Narcissa, East Village

Narcissa is a farm-to-table New American restaurant in an inviting space on the first floor of The Standard in East Village. After I visited Dovetail earlier this year, Narcissa, another John Fraser restaurant, immediately went on my “to try” list. I think of Dovetail as fine dining with a capital “F”, while Narcissa offers similarly elegant, refined cuisine in a more casual, relaxed setting.

Despite being named after a cow from a Hudson Valley farm, Narcissa is quite vegetarian friendly. Chef John Fraser sure knows how to work magic with vegetables. Every bite is wonderfully rich and full flavored. I visited for dinner on a Monday evening with Ling. Food brings people together, and it was great to bond with a new foodie friend over a delicious meal.

We were seated at the bar, right in front of the appetizers station. The main dining room was very noisy, but the bar was much more comfortable. I really enjoyed watching the cooks prepare the beets and gnocchi throughout the evening. It’s nice that they space each party out along the bar, so you don’t feel like you’re intruding the parties on either side of yours.
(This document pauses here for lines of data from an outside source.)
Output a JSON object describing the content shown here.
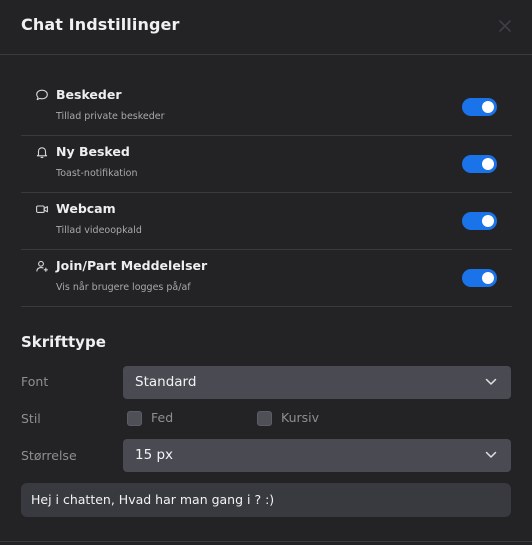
{
  "dialog": {
    "title": "Chat Indstillinger",
    "close_icon": "close-icon"
  },
  "settings": [
    {
      "icon": "chat-bubble-icon",
      "label": "Beskeder",
      "description": "Tillad private beskeder",
      "enabled": true
    },
    {
      "icon": "bell-icon",
      "label": "Ny Besked",
      "description": "Toast-notifikation",
      "enabled": true
    },
    {
      "icon": "video-camera-icon",
      "label": "Webcam",
      "description": "Tillad videoopkald",
      "enabled": true
    },
    {
      "icon": "user-plus-icon",
      "label": "Join/Part Meddelelser",
      "description": "Vis når brugere logges på/af",
      "enabled": true
    }
  ],
  "font_section": {
    "title": "Skrifttype",
    "font_label": "Font",
    "font_value": "Standard",
    "style_label": "Stil",
    "bold_label": "Fed",
    "bold_checked": false,
    "italic_label": "Kursiv",
    "italic_checked": false,
    "size_label": "Størrelse",
    "size_value": "15 px",
    "preview_text": "Hej i chatten, Hvad har man gang i ? :)"
  },
  "colors": {
    "background": "#232325",
    "accent": "#1a73e8",
    "select_bg": "#4a4b52",
    "preview_bg": "#393a3f"
  }
}
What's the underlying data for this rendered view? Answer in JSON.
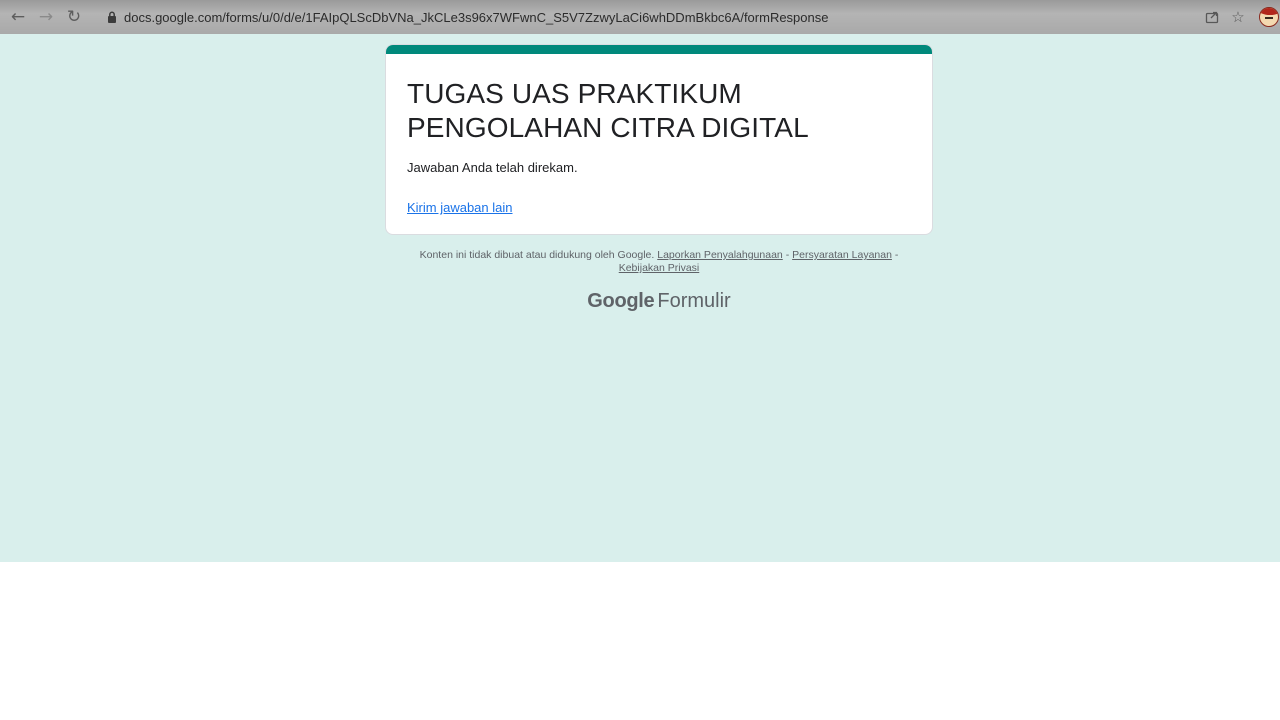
{
  "browser": {
    "url": "docs.google.com/forms/u/0/d/e/1FAIpQLScDbVNa_JkCLe3s96x7WFwnC_S5V7ZzwyLaCi6whDDmBkbc6A/formResponse"
  },
  "form": {
    "title": "TUGAS UAS PRAKTIKUM PENGOLAHAN CITRA DIGITAL",
    "confirmation_message": "Jawaban Anda telah direkam.",
    "resubmit_link": "Kirim jawaban lain"
  },
  "footer": {
    "disclaimer": "Konten ini tidak dibuat atau didukung oleh Google.",
    "report_abuse": "Laporkan Penyalahgunaan",
    "separator": "-",
    "terms": "Persyaratan Layanan",
    "privacy": "Kebijakan Privasi"
  },
  "branding": {
    "google": "Google",
    "product": "Formulir"
  },
  "colors": {
    "page_background": "#d9efec",
    "accent": "#00897b",
    "link": "#1a73e8"
  }
}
I ordered the In the Tall Grass cocktail ($14). Cucumber, vodka, apple, champagne, grapefruit, and riesling. Very refreshing and light in flavor. I highly recommend it for summer.

Rotisserie Crisped Beets, Narcissa

I’ve read a bit about Narcissa’s beets and was really looking forward to trying this dish. Rotisserie-crisped beets ($15) with bulgur salad, apples, and creamed horseradish. The beets are slow roasted for about 5 hours, then grilled, halved, and crushed. Loved the contrast between the charred crust and the soft interior. The salad was light and complementary.
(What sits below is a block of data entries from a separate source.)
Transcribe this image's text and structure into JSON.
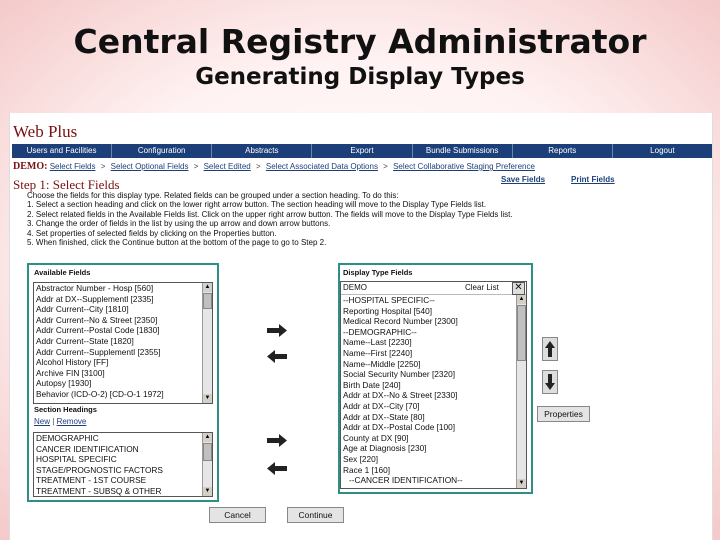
{
  "slide": {
    "title": "Central Registry Administrator",
    "subtitle": "Generating Display Types"
  },
  "app": {
    "title": "Web Plus"
  },
  "nav": {
    "items": [
      "Users and Facilities",
      "Configuration",
      "Abstracts",
      "Export",
      "Bundle Submissions",
      "Reports",
      "Logout"
    ]
  },
  "breadcrumb": {
    "label": "DEMO:",
    "items": [
      "Select Fields",
      "Select Optional Fields",
      "Select Edited",
      "Select Associated Data Options",
      "Select Collaborative Staging Preference"
    ]
  },
  "step": {
    "title": "Step 1: Select Fields",
    "save_fields": "Save Fields",
    "print_fields": "Print Fields"
  },
  "instructions": [
    "Choose the fields for this display type. Related fields can be grouped under a section heading. To do this:",
    "1. Select a section heading and click on the lower right arrow button. The section heading will move to the Display Type Fields list.",
    "2. Select related fields in the Available Fields list. Click on the upper right arrow button. The fields will move to the Display Type Fields list.",
    "3. Change the order of fields in the list by using the up arrow and down arrow buttons.",
    "4. Set properties of selected fields by clicking on the Properties button.",
    "5. When finished, click the Continue button at the bottom of the page to go to Step 2."
  ],
  "available": {
    "title": "Available Fields",
    "items": [
      "Abstractor Number - Hosp [560]",
      "Addr at DX--Supplementl [2335]",
      "Addr Current--City [1810]",
      "Addr Current--No & Street [2350]",
      "Addr Current--Postal Code [1830]",
      "Addr Current--State [1820]",
      "Addr Current--Supplementl [2355]",
      "Alcohol History [FF]",
      "Archive FIN [3100]",
      "Autopsy [1930]",
      "Behavior (ICD-O-2) [CD-O-1 1972]"
    ],
    "section_title": "Section Headings",
    "new_label": "New",
    "remove_label": "Remove",
    "sections": [
      "DEMOGRAPHIC",
      "CANCER IDENTIFICATION",
      "HOSPITAL SPECIFIC",
      "STAGE/PROGNOSTIC FACTORS",
      "TREATMENT - 1ST COURSE",
      "TREATMENT - SUBSQ & OTHER"
    ]
  },
  "display": {
    "title": "Display Type Fields",
    "header_value": "DEMO",
    "clear_label": "Clear List",
    "items": [
      "--HOSPITAL SPECIFIC--",
      "Reporting Hospital [540]",
      "Medical Record Number [2300]",
      "--DEMOGRAPHIC--",
      "Name--Last [2230]",
      "Name--First [2240]",
      "Name--Middle [2250]",
      "Social Security Number [2320]",
      "Birth Date [240]",
      "Addr at DX--No & Street [2330]",
      "Addr at DX--City [70]",
      "Addr at DX--State [80]",
      "Addr at DX--Postal Code [100]",
      "County at DX [90]",
      "Age at Diagnosis [230]",
      "Sex [220]",
      "Race 1 [160]",
      "--CANCER IDENTIFICATION--"
    ]
  },
  "buttons": {
    "properties": "Properties",
    "cancel": "Cancel",
    "continue": "Continue"
  }
}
Rotisserie Crisped Beets, Narcissa

Narcissa strikes me as a place that would have a killer gnocchi, and I’m glad we also shared the potato gnocchi ($16) with morel mushrooms, asparagus, and parmesan. Amazingly light and fluffy with perfectly golden exteriors. Don’t think it needed quite so much sauce, but the sauce sure was tasty. We shared the half portion, but I would happily eat the full version myself.

Potato Gnocchi, Narcissa

Ling ordered the steamed bass ($29), which came with a fragrant French curry broth, lentils, and toasted almonds. Looked like a lovely, colorful spring dish.

Steamed Bass, Narcissa

After years of watching beef wellingtons on Hell’s Kitchen, you have no idea how delighted I was to learn of John Fraser’s signature carrots wellington! The carrots wellington ($24) is artfully plated with bluefoot mushrooms, sunchokes, gremolata, baby leeks, and pearl onions. Possibly the most interesting and creative dish I’ve had this year.

Carrots Wellington, Narcissa

The roasted carrots were tender, and surprisingly not that caramelized, but the flavors were balanced within the dish. The flaky puff pastry was coated with a rich espresso and walnut crumble. I couldn’t figure out what this crumble was made of until I looked it up later at home. The sunchoke puree was smooth and creamy. The mushrooms were earthy and chewy.

Rhubarb Hisbiscus Pavlova, Narcissa

Last, but not least… the beautiful rhubarb-hibiscus pavlova ($9) with chamomile-lavender meringue and viognier granite! This was almost too pretty to eat. I enjoyed how the tart rhubarb was balanced by the sweet hibiscus. Lots of fresh, floral flavors. Everything melts in your mouth. This looks like it came right out of your garden. There’s even a blue candy worm!